When I told him I planned to go back to LA to be a writer, he said, “All those Hollywood writers are pickle-pumpers. You know that, right?” “Pickle-pumpers” was a term he used that I’ve never heard elsewhere; it was meant as a gay slur but sounded more like a job in a deli. “You’re not a pickle-pumper, are you?”
“No, Greg.”
“Good.”

My personal favorite moment of the summer was when Matt and I were installing huge custom doghouses in someone’s mud room, and using 10″ screws to fix antique beams from an old barn to the ceiling of a room above the garage, which gives you a sense of the size of this house. We weren’t the only people on the job, and from time to time we’d run into a competing contractor working there who Matt knew personally. He introduced me to him: “This is Mike. He’s the son of one of the homeowners we’re doing work for right now. He’s helping out for the summer.”
The other contractor replied, “Don’t you hate that? Some homeowner says, ‘Take my kid. He’s a hard worker.’ And the kid never does shit. They’re always fucking worthless…” He went on for a good thirty seconds while I stood there in front of him, right after shaking his hand and saying, “Nice to meet you.”

The stigma created by scores of lazy teenagers and twenty-somethings from wealthy families attempting manual labor was too much for me to overcome in one summer. I left in August, and what happened next is a story in itself.

One year later, my dad flew out to Los Angeles to drive with me to my Uncle Pete’s 85th birthday at his home in Las Vegas.
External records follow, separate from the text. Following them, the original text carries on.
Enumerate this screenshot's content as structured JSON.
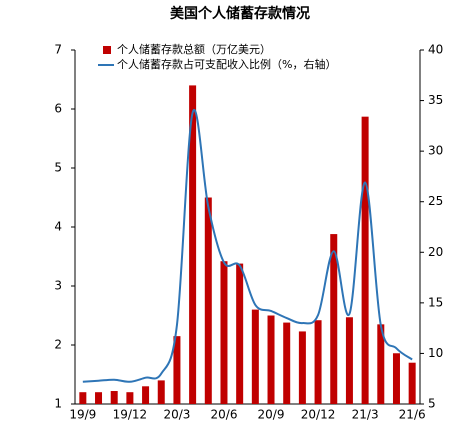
{
  "chart_data": {
    "type": "bar_line",
    "title": "美国个人储蓄存款情况",
    "categories": [
      "19/9",
      null,
      null,
      "19/12",
      null,
      null,
      "20/3",
      null,
      null,
      "20/6",
      null,
      null,
      "20/9",
      null,
      null,
      "20/12",
      null,
      null,
      "21/3",
      null,
      null,
      "21/6"
    ],
    "series": [
      {
        "name": "个人储蓄存款总额（万亿美元）",
        "type": "bar",
        "color": "#c00000",
        "values": [
          1.2,
          1.2,
          1.22,
          1.2,
          1.3,
          1.4,
          2.15,
          6.4,
          4.5,
          3.42,
          3.38,
          2.6,
          2.5,
          2.38,
          2.23,
          2.42,
          3.88,
          2.47,
          5.87,
          2.35,
          1.86,
          1.7
        ]
      },
      {
        "name": "个人储蓄存款占可支配收入比例（%，右轴）",
        "type": "line",
        "axis": "y2",
        "color": "#2e75b6",
        "values": [
          7.2,
          7.3,
          7.4,
          7.2,
          7.6,
          8.0,
          12.8,
          33.8,
          24.5,
          19.0,
          18.7,
          14.8,
          14.2,
          13.5,
          13.0,
          13.8,
          20.1,
          13.9,
          26.9,
          12.8,
          10.5,
          9.4
        ]
      }
    ],
    "ylim": [
      1,
      7
    ],
    "yticks": [
      1,
      2,
      3,
      4,
      5,
      6,
      7
    ],
    "y2lim": [
      5,
      40
    ],
    "y2ticks": [
      5,
      10,
      15,
      20,
      25,
      30,
      35,
      40
    ],
    "legend": "top"
  }
}
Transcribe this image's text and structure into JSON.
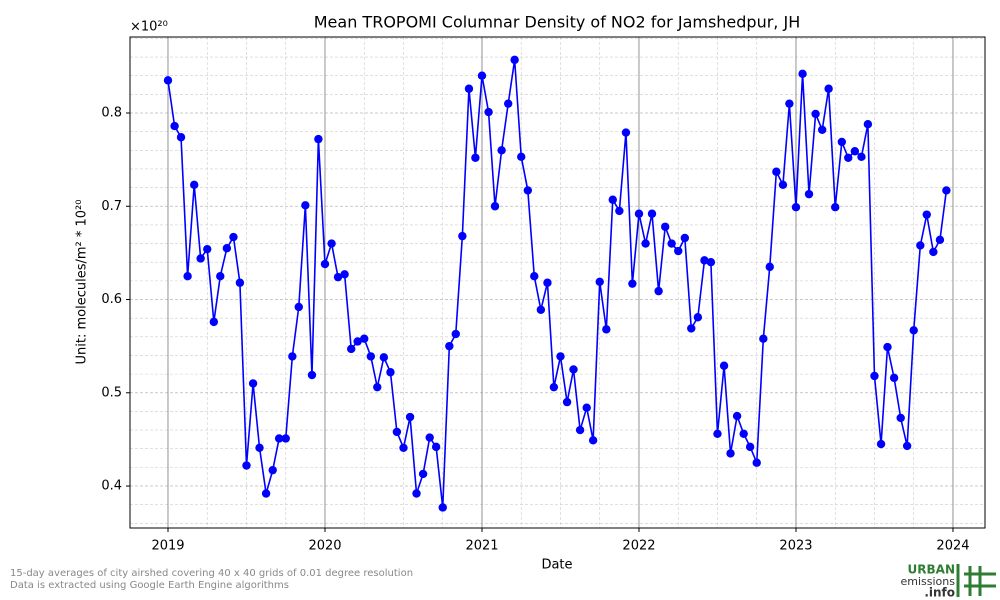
{
  "chart_data": {
    "type": "line",
    "title": "Mean TROPOMI Columnar Density of NO2 for Jamshedpur, JH",
    "y_offset_label": "×10²⁰",
    "x_label": "Date",
    "y_label": "Unit: molecules/m² * 10²⁰",
    "footnotes": [
      "15-day averages of city airshed covering 40 x 40 grids of 0.01 degree resolution",
      "Data is extracted using Google Earth Engine algorithms"
    ],
    "logo": [
      "URBAN",
      "emissions",
      ".info"
    ],
    "color": "#0000ff",
    "grid": true,
    "xlim": [
      2018.758,
      2024.204
    ],
    "ylim": [
      0.355,
      0.8815
    ],
    "xticks": [
      2019,
      2020,
      2021,
      2022,
      2023,
      2024
    ],
    "yticks": [
      0.4,
      0.5,
      0.6,
      0.7,
      0.8
    ],
    "x_minor_ticks": [
      2019.25,
      2019.5,
      2019.75,
      2020.25,
      2020.5,
      2020.75,
      2021.25,
      2021.5,
      2021.75,
      2022.25,
      2022.5,
      2022.75,
      2023.25,
      2023.5,
      2023.75
    ],
    "y_minor_ticks": [
      0.36,
      0.38,
      0.42,
      0.44,
      0.46,
      0.48,
      0.52,
      0.54,
      0.56,
      0.58,
      0.62,
      0.64,
      0.66,
      0.68,
      0.72,
      0.74,
      0.76,
      0.78,
      0.82,
      0.84,
      0.86,
      0.88
    ],
    "x": [
      2019,
      2019.042,
      2019.083,
      2019.125,
      2019.167,
      2019.208,
      2019.25,
      2019.292,
      2019.333,
      2019.375,
      2019.417,
      2019.458,
      2019.5,
      2019.542,
      2019.583,
      2019.625,
      2019.667,
      2019.708,
      2019.75,
      2019.792,
      2019.833,
      2019.875,
      2019.917,
      2019.958,
      2020,
      2020.042,
      2020.083,
      2020.125,
      2020.167,
      2020.208,
      2020.25,
      2020.292,
      2020.333,
      2020.375,
      2020.417,
      2020.458,
      2020.5,
      2020.542,
      2020.583,
      2020.625,
      2020.667,
      2020.708,
      2020.75,
      2020.792,
      2020.833,
      2020.875,
      2020.917,
      2020.958,
      2021,
      2021.042,
      2021.083,
      2021.125,
      2021.167,
      2021.208,
      2021.25,
      2021.292,
      2021.333,
      2021.375,
      2021.417,
      2021.458,
      2021.5,
      2021.542,
      2021.583,
      2021.625,
      2021.667,
      2021.708,
      2021.75,
      2021.792,
      2021.833,
      2021.875,
      2021.917,
      2021.958,
      2022,
      2022.042,
      2022.083,
      2022.125,
      2022.167,
      2022.208,
      2022.25,
      2022.292,
      2022.333,
      2022.375,
      2022.417,
      2022.458,
      2022.5,
      2022.542,
      2022.583,
      2022.625,
      2022.667,
      2022.708,
      2022.75,
      2022.792,
      2022.833,
      2022.875,
      2022.917,
      2022.958,
      2023,
      2023.042,
      2023.083,
      2023.125,
      2023.167,
      2023.208,
      2023.25,
      2023.292,
      2023.333,
      2023.375,
      2023.417,
      2023.458,
      2023.5,
      2023.542,
      2023.583,
      2023.625,
      2023.667,
      2023.708,
      2023.75,
      2023.792,
      2023.833,
      2023.875,
      2023.917,
      2023.958
    ],
    "values": [
      0.835,
      0.786,
      0.774,
      0.625,
      0.723,
      0.644,
      0.654,
      0.576,
      0.625,
      0.655,
      0.667,
      0.618,
      0.422,
      0.51,
      0.441,
      0.392,
      0.417,
      0.451,
      0.451,
      0.539,
      0.592,
      0.701,
      0.519,
      0.772,
      0.638,
      0.66,
      0.624,
      0.627,
      0.547,
      0.555,
      0.558,
      0.539,
      0.506,
      0.538,
      0.522,
      0.458,
      0.441,
      0.474,
      0.392,
      0.413,
      0.452,
      0.442,
      0.377,
      0.55,
      0.563,
      0.668,
      0.826,
      0.752,
      0.84,
      0.801,
      0.7,
      0.76,
      0.81,
      0.857,
      0.753,
      0.717,
      0.625,
      0.589,
      0.618,
      0.506,
      0.539,
      0.49,
      0.525,
      0.46,
      0.484,
      0.449,
      0.619,
      0.568,
      0.707,
      0.695,
      0.779,
      0.617,
      0.692,
      0.66,
      0.692,
      0.609,
      0.678,
      0.66,
      0.652,
      0.666,
      0.569,
      0.581,
      0.642,
      0.64,
      0.456,
      0.529,
      0.435,
      0.475,
      0.456,
      0.442,
      0.425,
      0.558,
      0.635,
      0.737,
      0.723,
      0.81,
      0.699,
      0.842,
      0.713,
      0.799,
      0.782,
      0.826,
      0.699,
      0.769,
      0.752,
      0.759,
      0.753,
      0.788,
      0.518,
      0.445,
      0.549,
      0.516,
      0.473,
      0.443,
      0.567,
      0.658,
      0.691,
      0.651,
      0.664,
      0.717
    ]
  }
}
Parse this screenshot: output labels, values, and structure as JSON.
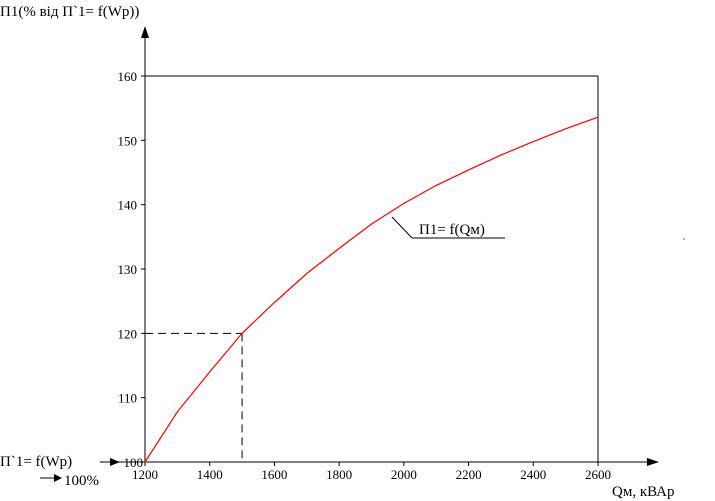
{
  "chart_data": {
    "type": "line",
    "ylabel": "П1(% від П`1= f(Wp))",
    "xlabel": "Qм, кВАр",
    "x_ticks": [
      1200,
      1400,
      1600,
      1800,
      2000,
      2200,
      2400,
      2600
    ],
    "y_ticks": [
      100,
      110,
      120,
      130,
      140,
      150,
      160
    ],
    "xlim": [
      1200,
      2600
    ],
    "ylim": [
      100,
      160
    ],
    "grid": false,
    "series": [
      {
        "name": "П1= f(Qм)",
        "color": "#ff0000",
        "x": [
          1200,
          1300,
          1400,
          1500,
          1600,
          1700,
          1800,
          1900,
          2000,
          2100,
          2200,
          2300,
          2400,
          2500,
          2600
        ],
        "y": [
          100,
          107.8,
          114,
          120,
          124.8,
          129.3,
          133.2,
          137,
          140.2,
          143,
          145.4,
          147.7,
          149.8,
          151.8,
          153.6
        ]
      }
    ],
    "annotations": {
      "reference_label": "П`1= f(Wp)",
      "reference_value": "100%",
      "highlight_point": {
        "x": 1500,
        "y": 120
      }
    }
  }
}
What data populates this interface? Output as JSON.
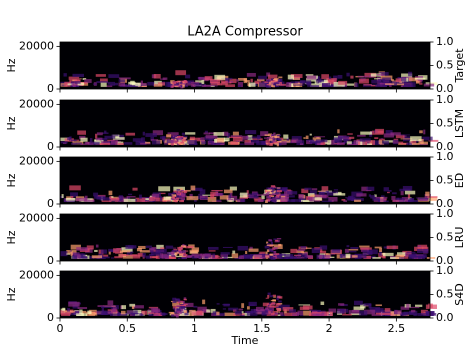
{
  "chart_data": {
    "type": "spectrogram",
    "title": "LA2A Compressor",
    "xlabel": "Time",
    "ylabel": "Hz",
    "panels": [
      {
        "name": "Target"
      },
      {
        "name": "LSTM"
      },
      {
        "name": "ED"
      },
      {
        "name": "LRU"
      },
      {
        "name": "S4D"
      }
    ],
    "xlim": [
      0,
      2.75
    ],
    "xticks": [
      0,
      0.5,
      1,
      1.5,
      2,
      2.5
    ],
    "ylim": [
      0,
      22050
    ],
    "yticks": [
      0,
      20000
    ],
    "y2lim": [
      0,
      1
    ],
    "y2ticks": [
      {
        "value": 0,
        "label": "0.0"
      },
      {
        "value": 0.5,
        "label": "0.5"
      },
      {
        "value": 1,
        "label": "1.0"
      }
    ]
  }
}
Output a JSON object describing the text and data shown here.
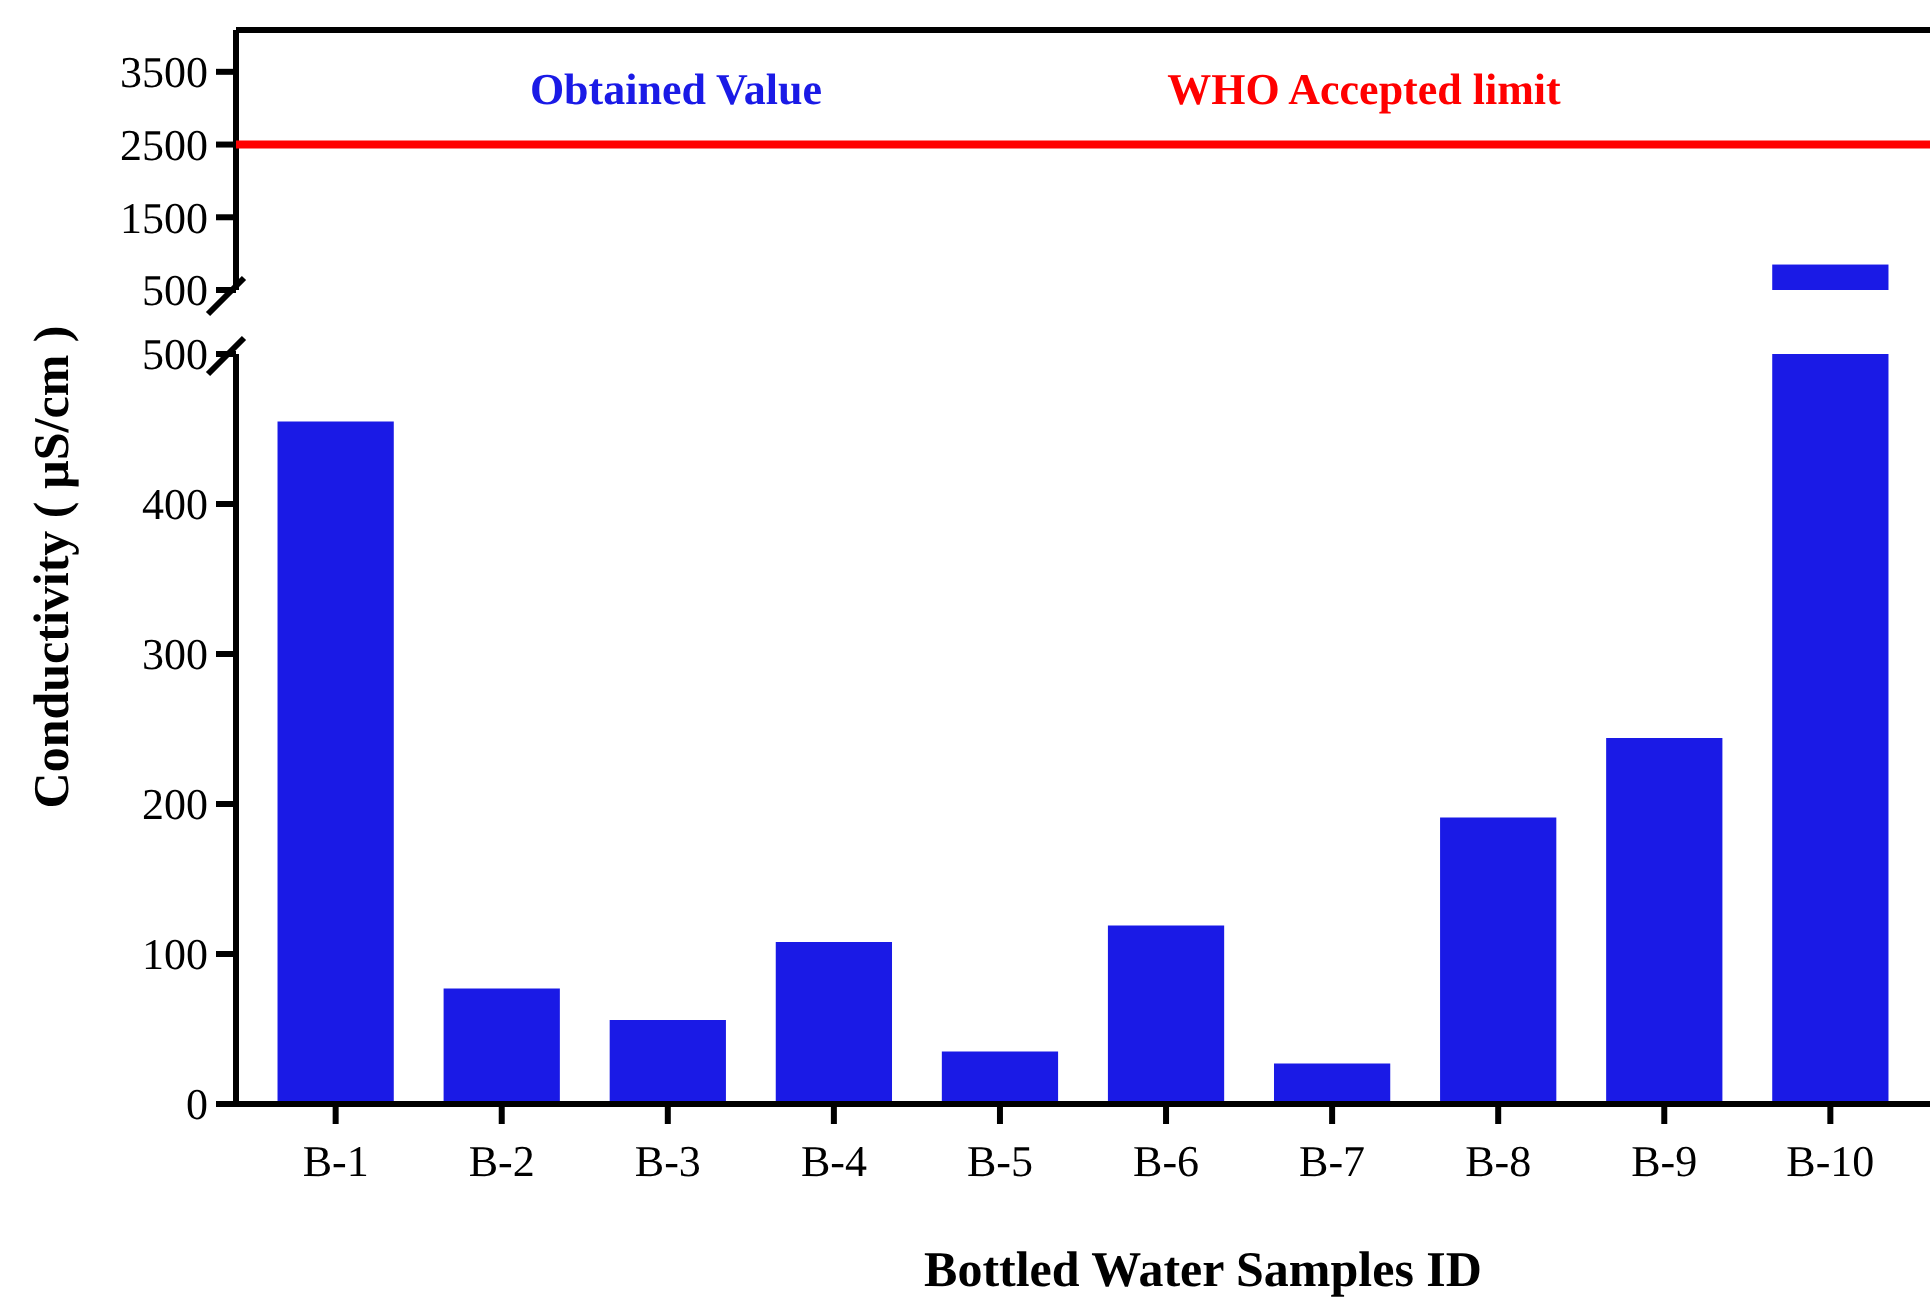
{
  "chart_data": [
    {
      "type": "bar",
      "categories": [
        null,
        null,
        null,
        null,
        null,
        null,
        null,
        null,
        null,
        null
      ],
      "tick_labels": "y",
      "ylim": [
        500,
        4075
      ],
      "yticks": [
        500,
        1500,
        2500,
        3500
      ],
      "legend": "top",
      "series": [
        {
          "name": "Obtained Value",
          "color": "#1a1ae6",
          "values": [
            null,
            null,
            null,
            null,
            null,
            null,
            null,
            null,
            null,
            850
          ]
        }
      ],
      "ref_lines": [
        {
          "axis": "y",
          "value": 2500,
          "label": "WHO Accepted  limit",
          "color": "#ff0000"
        }
      ]
    },
    {
      "type": "bar",
      "categories": [
        "B-1",
        "B-2",
        "B-3",
        "B-4",
        "B-5",
        "B-6",
        "B-7",
        "B-8",
        "B-9",
        "B-10"
      ],
      "ylim": [
        0,
        500
      ],
      "yticks": [
        0,
        100,
        200,
        300,
        400,
        500
      ],
      "ylabel": "Conductivity ( µS/cm )",
      "xlabel": "Bottled Water Samples ID",
      "series": [
        {
          "color": "#1a1ae6",
          "values": [
            455,
            77,
            56,
            108,
            35,
            119,
            27,
            191,
            244,
            500
          ]
        }
      ]
    }
  ]
}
You might assume that after years of hard, physical work, Pete retired to go have fun. But Pete had always had fun. The contracting business he owned in Los Angeles was right near the tracks at Hollywood Park. He and his sons — also in the business — went during lunch every day to play the horses. His entire family line, most of whom I’d never met before, were so devoted to gambling that carpentry seemed less a business than a practical necessity to feed an addiction.

The party started at Sam’s Town casino, on the outskirts of Vegas, in the sports betting room. Pete started talking about “parlays” and “teasers” while suggesting I might be a “chalk player” who should “hedge” more. I didn’t know the lingo so I smiled and kept my mouth shut. My dad and I trusted Pete with the casino credit of $100 we’d been given as a party favor to pool a bet on a horse race. We lost. We found out Pete put the money on a horse with a terrible nickname, like “longshot” or “no chance” or “last place.” Meanwhile, the winning horse was called “lucky.” True story.

Back to Pete’s house, he proudly showed us the addition he’d just built all by himself, a small guest bedroom off the living room. He was proud not for being incredibly fit for his age, but for earning the $30,000 he put into the room gambling on horses. He couldn’t remember the winning horse’s name; I was fairly sure it wasn’t “no way in hell” or “bottomless pit where your money goes.”

My dad cites my Great Uncle Pete as an example of what the health community now agrees is the surest way to a long life: not diet, exercise, or good genes, but doing whatever you want all the time. Pete drinks, smokes, gambles, and makes crude jokes about running out of Viagra with his 30-year-younger wife. His eternal youth is due to a magic cocktail called “having a fantastic life.” And good for him.